Когда происходили последние содрогания тела, оставляемого духом, княжна Марья и Наташа были тут.
– Кончилось?! – сказала княжна Марья, после того как тело его уже несколько минут неподвижно, холодея, лежало перед ними. Наташа подошла, взглянула в мертвые глаза и поспешила закрыть их. Она закрыла их и не поцеловала их, а приложилась к тому, что было ближайшим воспоминанием о нем.
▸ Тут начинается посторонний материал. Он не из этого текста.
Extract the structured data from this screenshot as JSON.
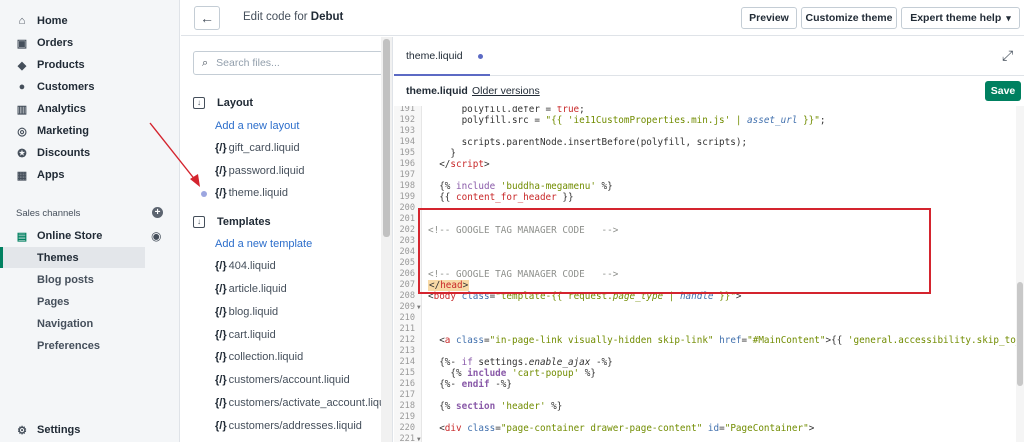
{
  "nav": {
    "items": [
      {
        "label": "Home",
        "icon": "home-icon"
      },
      {
        "label": "Orders",
        "icon": "orders-icon"
      },
      {
        "label": "Products",
        "icon": "tag-icon"
      },
      {
        "label": "Customers",
        "icon": "person-icon"
      },
      {
        "label": "Analytics",
        "icon": "bar-chart-icon"
      },
      {
        "label": "Marketing",
        "icon": "target-icon"
      },
      {
        "label": "Discounts",
        "icon": "discount-icon"
      },
      {
        "label": "Apps",
        "icon": "apps-icon"
      }
    ],
    "sales_channels_label": "Sales channels",
    "online_store": {
      "label": "Online Store",
      "icon": "store-icon"
    },
    "sub_items": [
      "Themes",
      "Blog posts",
      "Pages",
      "Navigation",
      "Preferences"
    ],
    "settings": {
      "label": "Settings",
      "icon": "gear-icon"
    }
  },
  "topbar": {
    "title_prefix": "Edit code for",
    "theme_name": "Debut",
    "preview_label": "Preview",
    "customize_label": "Customize theme",
    "expert_label": "Expert theme help",
    "expert_caret": "▾"
  },
  "files": {
    "search_placeholder": "Search files...",
    "layout_label": "Layout",
    "add_layout": "Add a new layout",
    "layout_files": [
      "gift_card.liquid",
      "password.liquid",
      "theme.liquid"
    ],
    "templates_label": "Templates",
    "add_template": "Add a new template",
    "template_files": [
      "404.liquid",
      "article.liquid",
      "blog.liquid",
      "cart.liquid",
      "collection.liquid",
      "customers/account.liquid",
      "customers/activate_account.liquid",
      "customers/addresses.liquid"
    ]
  },
  "editor": {
    "tab_label": "theme.liquid",
    "file_name": "theme.liquid",
    "older_versions": "Older versions",
    "save_label": "Save",
    "line_numbers": [
      "191",
      "192",
      "193",
      "194",
      "195",
      "196",
      "197",
      "198",
      "199",
      "200",
      "201",
      "202",
      "203",
      "204",
      "205",
      "206",
      "207",
      "208",
      "209",
      "210",
      "211",
      "212",
      "213",
      "214",
      "215",
      "216",
      "217",
      "218",
      "219",
      "220",
      "221"
    ]
  },
  "colors": {
    "accent_green": "#008060",
    "link_blue": "#2c6ecb",
    "annotation_red": "#d4242e",
    "tab_indicator": "#5c6ac4"
  }
}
«Куда он ушел? Где он теперь?..»

Когда одетое, обмытое тело лежало в гробу на столе, все подходили к нему прощаться, и все плакали.
Николушка плакал от страдальческого недоумения, разрывавшего его сердце. Графиня и Соня плакали от жалости к Наташе и о том, что его нет больше. Старый граф плакал о том, что скоро, он чувствовал, и ему предстояло сделать тот же страшный шаг.
Наташа и княжна Марья плакали тоже теперь, но они плакали не от своего личного горя; они плакали от благоговейного умиления, охватившего их души перед сознанием простого и торжественного таинства смерти, совершившегося перед ними.



Для человеческого ума недоступна совокупность причин явлений. Но потребность отыскивать причины вложена в душу человека. И человеческий ум, не вникнувши в бесчисленность и сложность условий явлений, из которых каждое отдельно может представляться причиною, хватается за первое, самое понятное сближение и говорит: вот причина. В исторических событиях (где предметом наблюдения суть действия людей) самым первобытным сближением представляется воля богов, потом воля тех людей, которые стоят на самом видном историческом месте, – исторических героев. Но стоит только вникнуть в сущность каждого исторического события, то есть в деятельность всей массы людей, участвовавших в событии, чтобы убедиться, что воля исторического героя не только не руководит действиями масс, но сама постоянно руководима. Казалось бы, все равно понимать значение исторического события так или иначе. Но между человеком, который говорит, что народы Запада пошли на Восток, потому что Наполеон захотел этого, и человеком, который говорит, что это совершилось, потому что должно было совершиться, существует то же различие, которое существовало между людьми, утверждавшими, что земля стоит твердо и планеты движутся вокруг нее, и теми, которые говорили, что они не знают, на чем держится земля, но знают, что есть законы, управляющие движением и ее, и других планет. Причин исторического события – нет и не может быть, кроме единственной причины всех причин. Но есть законы, управляющие событиями, отчасти неизвестные, отчасти нащупываемые нами. Открытие этих законов возможно только тогда, когда мы вполне отрешимся от отыскиванья причин в воле одного человека, точно так же, как открытие законов движения планет стало возможно только тогда, когда люди отрешились от представления утвержденности земли.